287,000 jobs were created in June is the headline. This number tops expectations, but underlying data strips away some of the shine on this number that leads off this month’s Economics Speed Round. The Employment Situation Report came out today, and the numbers are a mixed bag. Most media attention will focus on what seems to be an unexpectedly large number of jobs created for June.
Total nonfarm payroll employment increased by 287,000 in June, and the unemployment rate rose to 4.9 percent..
This surprised analysts, but the increase in the unemployment number shows that there are still difficulties in the market. For example, the large number of hirings in June seems to be indicative of delayed hiring from May, which saw its already abysmal job number of 38,000 revised downward to 11,000. Right now, the average for 2nd Quarter job numbers is 147,333 jobs per month. That’s down from a 1st Quarter average of 195,667 per month, by about 50,000 fewer jobs.
Both the labor force participation rate, at 62.7 percent, and the employment-population ratio, at 59.6 percent, changed little in June.
While percentage of workers in the work force did not change, the unadjusted U-6 number jumped up by half a percentage point from May to 9.9% (Table A-15), further suggesting that hiring in June is delayed hiring from April and May.
In June, job growth occurred in leisure and hospitality, health care and social assistance, and financial activities. Employment also rose in information, largely reflecting the return of workers from a strike.
This won’t hit the headlines, about 28,000 jobs in information and 11,000 jobs in “motion picture and sound recording industries” are fluffing the June 2016 number. Pulling these numbers out, and the actual jobs created looks more like 248,000. Of these jobs, 59,000 were in leisure and hospitality, which are reflective of summer jobs. Further, the report talks about the downward trend that we covered in last month’s ESR.
Job gains in leisure and hospitality have averaged 27,000 per month thus far this year, down from an average of 37,000 in 2015, reflecting slower job growth in food services and drinking places.

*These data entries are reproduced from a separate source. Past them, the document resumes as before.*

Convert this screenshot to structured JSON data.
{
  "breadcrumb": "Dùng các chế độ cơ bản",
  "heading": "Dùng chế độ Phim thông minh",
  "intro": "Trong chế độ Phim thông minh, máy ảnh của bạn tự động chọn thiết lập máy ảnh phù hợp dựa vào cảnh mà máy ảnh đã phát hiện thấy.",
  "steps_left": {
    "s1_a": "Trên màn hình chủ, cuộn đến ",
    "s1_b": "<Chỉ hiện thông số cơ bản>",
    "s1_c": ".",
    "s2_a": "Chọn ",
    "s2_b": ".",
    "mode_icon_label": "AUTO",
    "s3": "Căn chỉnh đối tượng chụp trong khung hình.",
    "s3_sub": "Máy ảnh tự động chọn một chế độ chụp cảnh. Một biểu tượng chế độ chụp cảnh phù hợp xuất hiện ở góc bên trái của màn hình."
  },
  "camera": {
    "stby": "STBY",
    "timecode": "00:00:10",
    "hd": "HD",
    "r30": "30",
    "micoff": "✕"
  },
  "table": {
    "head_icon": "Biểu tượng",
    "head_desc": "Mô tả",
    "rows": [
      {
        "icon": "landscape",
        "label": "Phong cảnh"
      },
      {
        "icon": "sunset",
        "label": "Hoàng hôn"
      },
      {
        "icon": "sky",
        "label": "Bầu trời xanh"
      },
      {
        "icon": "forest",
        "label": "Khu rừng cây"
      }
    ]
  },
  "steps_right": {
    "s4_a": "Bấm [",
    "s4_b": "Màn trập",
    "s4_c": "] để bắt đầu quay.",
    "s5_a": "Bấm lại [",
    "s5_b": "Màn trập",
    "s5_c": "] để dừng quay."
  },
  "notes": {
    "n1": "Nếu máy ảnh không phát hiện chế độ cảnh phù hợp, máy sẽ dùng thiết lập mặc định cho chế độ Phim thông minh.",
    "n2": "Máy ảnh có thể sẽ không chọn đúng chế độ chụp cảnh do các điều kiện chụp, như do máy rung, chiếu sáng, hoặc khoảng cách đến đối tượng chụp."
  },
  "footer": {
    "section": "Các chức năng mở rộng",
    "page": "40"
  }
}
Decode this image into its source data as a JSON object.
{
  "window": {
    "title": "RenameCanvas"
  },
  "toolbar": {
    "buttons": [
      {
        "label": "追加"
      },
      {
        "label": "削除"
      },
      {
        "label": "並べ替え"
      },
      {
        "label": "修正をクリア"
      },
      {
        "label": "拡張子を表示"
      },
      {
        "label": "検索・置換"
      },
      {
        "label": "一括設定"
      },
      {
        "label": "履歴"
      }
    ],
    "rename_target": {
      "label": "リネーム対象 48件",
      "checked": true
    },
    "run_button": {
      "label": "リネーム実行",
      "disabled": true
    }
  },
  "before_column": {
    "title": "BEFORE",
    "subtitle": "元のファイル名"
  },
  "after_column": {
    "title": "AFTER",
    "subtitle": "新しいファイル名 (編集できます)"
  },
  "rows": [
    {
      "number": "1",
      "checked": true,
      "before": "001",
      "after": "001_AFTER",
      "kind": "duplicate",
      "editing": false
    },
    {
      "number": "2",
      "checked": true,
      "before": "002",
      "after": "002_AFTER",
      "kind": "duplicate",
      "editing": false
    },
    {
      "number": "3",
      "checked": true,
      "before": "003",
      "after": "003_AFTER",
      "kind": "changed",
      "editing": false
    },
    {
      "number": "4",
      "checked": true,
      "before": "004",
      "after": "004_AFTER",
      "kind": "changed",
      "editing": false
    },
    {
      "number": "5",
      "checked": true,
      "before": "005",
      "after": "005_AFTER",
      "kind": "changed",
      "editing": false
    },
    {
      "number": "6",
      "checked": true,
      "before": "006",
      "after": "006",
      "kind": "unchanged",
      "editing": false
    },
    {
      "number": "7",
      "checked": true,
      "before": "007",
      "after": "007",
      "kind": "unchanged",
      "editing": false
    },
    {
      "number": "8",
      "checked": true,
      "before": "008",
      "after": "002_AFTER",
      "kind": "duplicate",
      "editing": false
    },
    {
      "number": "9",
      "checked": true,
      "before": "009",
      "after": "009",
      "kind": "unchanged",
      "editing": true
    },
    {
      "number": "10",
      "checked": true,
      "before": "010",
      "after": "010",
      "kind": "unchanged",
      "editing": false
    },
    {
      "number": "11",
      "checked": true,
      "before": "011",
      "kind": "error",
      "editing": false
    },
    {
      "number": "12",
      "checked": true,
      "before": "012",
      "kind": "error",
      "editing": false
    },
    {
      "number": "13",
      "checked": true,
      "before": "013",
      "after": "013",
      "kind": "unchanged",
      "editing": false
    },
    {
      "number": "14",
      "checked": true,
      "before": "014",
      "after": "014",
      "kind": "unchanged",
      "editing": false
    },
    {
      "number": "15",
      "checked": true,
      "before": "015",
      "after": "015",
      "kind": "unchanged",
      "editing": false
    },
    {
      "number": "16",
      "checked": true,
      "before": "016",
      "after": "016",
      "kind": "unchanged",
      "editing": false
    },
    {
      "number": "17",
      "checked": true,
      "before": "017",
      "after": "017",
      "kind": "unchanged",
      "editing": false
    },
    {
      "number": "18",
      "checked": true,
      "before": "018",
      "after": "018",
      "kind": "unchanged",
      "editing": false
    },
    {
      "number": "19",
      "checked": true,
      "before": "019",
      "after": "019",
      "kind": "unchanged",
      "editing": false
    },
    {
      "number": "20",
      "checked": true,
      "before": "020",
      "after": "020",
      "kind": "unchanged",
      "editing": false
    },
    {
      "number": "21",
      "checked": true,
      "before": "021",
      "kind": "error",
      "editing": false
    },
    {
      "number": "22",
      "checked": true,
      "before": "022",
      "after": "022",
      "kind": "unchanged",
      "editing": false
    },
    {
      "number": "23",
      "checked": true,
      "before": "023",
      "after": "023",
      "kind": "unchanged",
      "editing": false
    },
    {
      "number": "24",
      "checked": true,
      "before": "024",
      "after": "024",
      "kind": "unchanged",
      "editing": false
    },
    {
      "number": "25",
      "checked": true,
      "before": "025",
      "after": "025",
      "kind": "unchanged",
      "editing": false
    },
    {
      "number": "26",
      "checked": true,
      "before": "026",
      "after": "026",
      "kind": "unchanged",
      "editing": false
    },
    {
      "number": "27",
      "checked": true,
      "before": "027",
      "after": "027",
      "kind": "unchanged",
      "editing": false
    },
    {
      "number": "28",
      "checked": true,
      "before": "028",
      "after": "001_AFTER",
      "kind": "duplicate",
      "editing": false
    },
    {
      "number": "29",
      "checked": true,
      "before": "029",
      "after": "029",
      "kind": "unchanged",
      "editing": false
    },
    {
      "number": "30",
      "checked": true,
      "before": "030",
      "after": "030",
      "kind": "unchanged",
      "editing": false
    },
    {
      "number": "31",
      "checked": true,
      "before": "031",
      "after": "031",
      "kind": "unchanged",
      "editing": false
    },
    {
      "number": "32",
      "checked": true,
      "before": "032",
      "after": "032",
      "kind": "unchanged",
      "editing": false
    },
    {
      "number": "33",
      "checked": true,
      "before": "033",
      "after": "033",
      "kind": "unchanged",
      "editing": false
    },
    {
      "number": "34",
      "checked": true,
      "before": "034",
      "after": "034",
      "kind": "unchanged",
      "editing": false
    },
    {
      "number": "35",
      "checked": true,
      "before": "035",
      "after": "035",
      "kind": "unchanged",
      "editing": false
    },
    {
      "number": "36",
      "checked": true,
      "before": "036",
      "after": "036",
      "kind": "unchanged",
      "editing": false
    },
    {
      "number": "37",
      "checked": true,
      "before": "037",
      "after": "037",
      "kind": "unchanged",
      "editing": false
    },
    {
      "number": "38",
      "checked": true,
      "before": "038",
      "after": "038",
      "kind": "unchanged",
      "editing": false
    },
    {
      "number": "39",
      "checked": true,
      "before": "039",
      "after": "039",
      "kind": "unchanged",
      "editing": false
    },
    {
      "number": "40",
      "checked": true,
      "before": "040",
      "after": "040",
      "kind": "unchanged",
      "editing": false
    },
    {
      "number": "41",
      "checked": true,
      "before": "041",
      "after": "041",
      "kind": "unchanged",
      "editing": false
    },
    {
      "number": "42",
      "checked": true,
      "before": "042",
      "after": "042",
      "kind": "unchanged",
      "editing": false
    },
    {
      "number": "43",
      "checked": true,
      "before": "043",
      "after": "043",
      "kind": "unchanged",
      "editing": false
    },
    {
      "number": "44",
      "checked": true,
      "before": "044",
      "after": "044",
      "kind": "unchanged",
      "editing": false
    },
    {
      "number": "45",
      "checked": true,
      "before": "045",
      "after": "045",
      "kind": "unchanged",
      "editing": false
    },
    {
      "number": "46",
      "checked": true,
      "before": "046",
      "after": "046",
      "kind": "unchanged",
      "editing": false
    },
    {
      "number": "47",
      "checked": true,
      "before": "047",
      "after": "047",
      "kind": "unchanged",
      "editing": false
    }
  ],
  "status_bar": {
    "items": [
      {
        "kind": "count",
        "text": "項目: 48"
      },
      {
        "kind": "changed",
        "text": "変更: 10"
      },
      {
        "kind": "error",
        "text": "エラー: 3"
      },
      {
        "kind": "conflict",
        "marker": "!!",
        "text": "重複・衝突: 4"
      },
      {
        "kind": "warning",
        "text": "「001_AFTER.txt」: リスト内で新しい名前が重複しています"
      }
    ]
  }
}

The big job number conceals a slowdown in the economy that continues this year. The third estimate of the 1st Quarter GDP number from Bureau of Economic Analysis came out quietly, and the economy grew by only 1.1%. The economy remains anemic, and the underlying markers are very poor for the upcoming months, which is why the Federal Reserve backed off of plans to increase the federal funds rate in mid June.
The bottom line is that while the jobs number for June seems strong, it is accompanied by enough asterisks that excitement over it should be well tempered. The economy is not healthy. It is not generating jobs at the rate it should be. We are still on track for a recession this year.
That’s the Economics Speed Round for July. Catch everyone next month.